Le Directeur de recherche émérite, André Bourgeot, a accepté, dimanche dernier, à Badalabougou, de répondre à nos questions sur les attaques de l’hôtel Radisson et du camp de la MINUSMA à Kidal, sur la nébuleuse et notamment sur le cas d’Iyad Ag Ghali, d’Ansar Dine. Interview !

André Bourgeot anthropologue directeur recherche emerite cnrs

Le Canard déchaîné : Que pensez-vous des récentes attaques à l’hôtel Radisson et à Kidal ?

Le fait qu’elles se répètent et qu’elles sont légèrement rapprochées, je pense que ça a une signification, d’une part et d’autre part, c’est que la prise d’otages du Radisson est revendiquée par deux groupes. Par le premier groupe, Al Mourabitoune et quelques temps après, par le Front de Libération du Macina. A cet égard, je crois qu’il faut être très prudent, parce que le Front de Libération du Macina est une APPELATION de nature politique. Ce n’est pas la terminologie QUI CARACTÉRISE LES entités jihadistes. En revanche, quand C’EST Iyad Ag Aghali qui dirige Ansar Dine Alsalafia, qui parle du Front de Libération du Macina, il utilise la « Katiba du Macina » : KATIBA est  une catégorie jihadiste. Donc, on est en droit de penser que l’attentat contre le Radisson est une excroissance d’Ansar Dine qui serait donc une Katiba du Macina. La deuxième chose, c’est que L’ATTAQUE À LA ROQUETTE QUI a été fait, samedi dernier, sur le camp de la MINUSMA à Kidal est explicitement revendiquée cette fois-ci par Iyad Ag Ghali.

Le président Français, François Hollande,  pense qu’il faut faire une guerre totale contre le terrorisme. Est-ce votre avis ?
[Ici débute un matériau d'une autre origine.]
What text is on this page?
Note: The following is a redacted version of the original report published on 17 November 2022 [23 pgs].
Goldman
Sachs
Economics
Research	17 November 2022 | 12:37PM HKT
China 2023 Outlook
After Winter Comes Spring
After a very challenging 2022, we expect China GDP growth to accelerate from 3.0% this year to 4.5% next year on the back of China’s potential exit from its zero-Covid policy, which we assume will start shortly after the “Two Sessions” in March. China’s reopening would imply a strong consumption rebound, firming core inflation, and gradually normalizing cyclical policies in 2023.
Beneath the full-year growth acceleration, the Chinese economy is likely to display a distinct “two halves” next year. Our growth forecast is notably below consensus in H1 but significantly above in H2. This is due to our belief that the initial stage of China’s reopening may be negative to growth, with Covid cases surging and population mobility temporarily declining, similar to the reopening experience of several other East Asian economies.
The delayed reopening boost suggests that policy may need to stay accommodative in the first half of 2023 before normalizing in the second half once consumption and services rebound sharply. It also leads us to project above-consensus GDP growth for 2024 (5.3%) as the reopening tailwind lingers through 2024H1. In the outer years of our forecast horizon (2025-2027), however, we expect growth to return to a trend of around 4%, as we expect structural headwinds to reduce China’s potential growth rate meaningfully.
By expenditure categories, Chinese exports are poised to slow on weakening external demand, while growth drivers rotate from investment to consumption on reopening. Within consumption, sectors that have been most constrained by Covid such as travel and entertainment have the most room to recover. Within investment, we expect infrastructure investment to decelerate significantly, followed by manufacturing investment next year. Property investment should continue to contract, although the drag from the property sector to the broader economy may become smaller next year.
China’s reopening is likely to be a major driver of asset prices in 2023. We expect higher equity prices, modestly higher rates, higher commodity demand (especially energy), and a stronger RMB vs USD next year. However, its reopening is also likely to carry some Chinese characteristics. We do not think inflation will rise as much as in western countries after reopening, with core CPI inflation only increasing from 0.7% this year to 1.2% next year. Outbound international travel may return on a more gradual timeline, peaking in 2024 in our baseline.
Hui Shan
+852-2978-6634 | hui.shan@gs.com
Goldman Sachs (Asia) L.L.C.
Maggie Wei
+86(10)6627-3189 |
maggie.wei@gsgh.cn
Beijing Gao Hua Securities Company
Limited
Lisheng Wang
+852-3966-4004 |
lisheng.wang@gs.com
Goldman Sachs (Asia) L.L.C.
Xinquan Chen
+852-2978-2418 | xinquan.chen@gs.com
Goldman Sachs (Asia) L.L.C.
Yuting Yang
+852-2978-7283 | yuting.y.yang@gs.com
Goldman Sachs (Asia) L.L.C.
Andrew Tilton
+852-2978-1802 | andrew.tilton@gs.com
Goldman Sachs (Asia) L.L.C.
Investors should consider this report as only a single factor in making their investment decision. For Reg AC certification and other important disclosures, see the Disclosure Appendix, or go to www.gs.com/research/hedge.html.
Je prends mes distances  QUANT au recours à la notion de guerre qui renvoie à des affrontements bien précis, bien clairs, entre des groupes ou des Etats. S’il l’utilise en temps que métaphore, à la limite… mais je pense quand même que ce serait une métaphore un petit peu dangereuse. Quant au recours à la notion de totale. C’est à dire associer «  guerre-totale », ça va aussi dans le sens des discours qui ont été tenus par le président américain, Bush, lorsqu’il était au pouvoir, donc, je serai très prudent. Par ailleurs, je pense que c’est insuffisant, ce n’est pas exclusivement avec des méthodes militaires, sécuritaires qu’on va pouvoir éradiquer le problème du Salafisme jhadiste. Il faut beaucoup d’autres choses, c’est bien sûr, une CONDITION sine qua non, le recours aux méthodes sécuritaires classiques, fait par la police, la gendarmerie ou l’armée, c’est nécessaire, mais ça demeure largement insuffisant. Il faut d’autres aspects pour éradiquer, donc, se pose le problème des alliances politiques de lutte contre le Salafisme jihadiste. Si on prend l’exemple syrien, on voit qu’il y a des intérêts  divergents et qu’il est extrêmement difficile de créer les conditions d’une coalition (avec les Russes, les Américains, les Français, d’autres Etats aussi…) pour lutter contre l’Organisation de l’Etat islamique. Cette coalition révèle aussi une politique française un petit peu en dents de scie, on pourrait dire même opportuniste puisqu’avant, ce n’était pas leur position vis-à-vis de la Russie, ensuite, le président Hollande  va dans le sens d’une collaboration étroite avec la Russie, sous forme de coalition avec la Russie, puis  ensuite, il fait marche arrière en disant non, on va parler de coopération, ce qui n’est pas du tout la même chose. Donc,  vous voyez ! Comment créer les conditions d’une guerre totale,  quand ces entités qui se réclament d’une homogénéité, d’une volonté de collaboration contre l’organisation de l’Etat islamique renvoient à des intérêts profondément divergents, comment donc, peut-on parler de guerre totale ?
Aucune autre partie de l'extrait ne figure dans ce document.